What is the best treatment for osteoarthritis in the shoulder?
The first treatments for this don’t include surgery. In fact, some of the treatments for degenerative arthritis in the shoulder involve taking over-the-counter NSAIDs, using other medications prescribed by your doctor, resting the shoulder joint, performing physical therapy, applying moist heat, taking the dietary supplements glucosamine and chondroitin, applying ice to the shoulder, and performing range-of-motion exercises. However, if this doesn’t work, there is always surgery.
Is osteoarthritis an autoimmune disease?
No, osteoarthritis isn’t an autoimmune disease. The type of arthritis that is an autoimmune disease is rheumatoid arthritis, and that’s the main difference between osteoarthritis vs. arthritis. And osteoarthritis is a degenerative disease caused by the cartilage’s (and eventually the bones’) physical breakdown.
What does it mean to have degenerative arthritis?

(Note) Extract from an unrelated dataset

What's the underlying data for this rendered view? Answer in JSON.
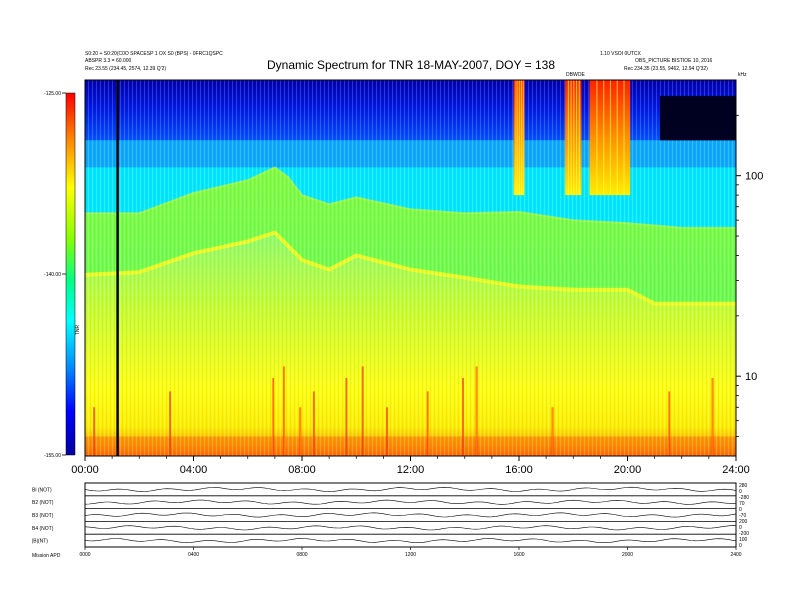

Degenerative arthritis is a type of arthritis caused by breakdown, inflammation, and eventual loss of the cartilage of the joints. Moreover, osteoarthritis is the most common arthritis form, usually affecting the hands (degenerative arthritis in the fingers is also common), spine, feet, knees, and hips. It is also known as degenerative joint disease and osteoarthritis.
What is the best vitamin for arthritis?
Vitamin D is essential for people with joint pain. Research shows that people with low levels of vitamin D may experience more joint pain. Additionally, folic acid can be useful because it’s involved in essential functions like cell division and the production of new red blood cells.
Calcium from foods or supplements is also recommended. Taking vitamin D is also beneficial because anyone with inflammatory arthritis is already at a higher risk of osteoporosis. Degenerative arthritis itself appears to trigger bone loss, much like inactivity does. Therefore, patients diagnosed with arthritis should take vitamin D and calcium.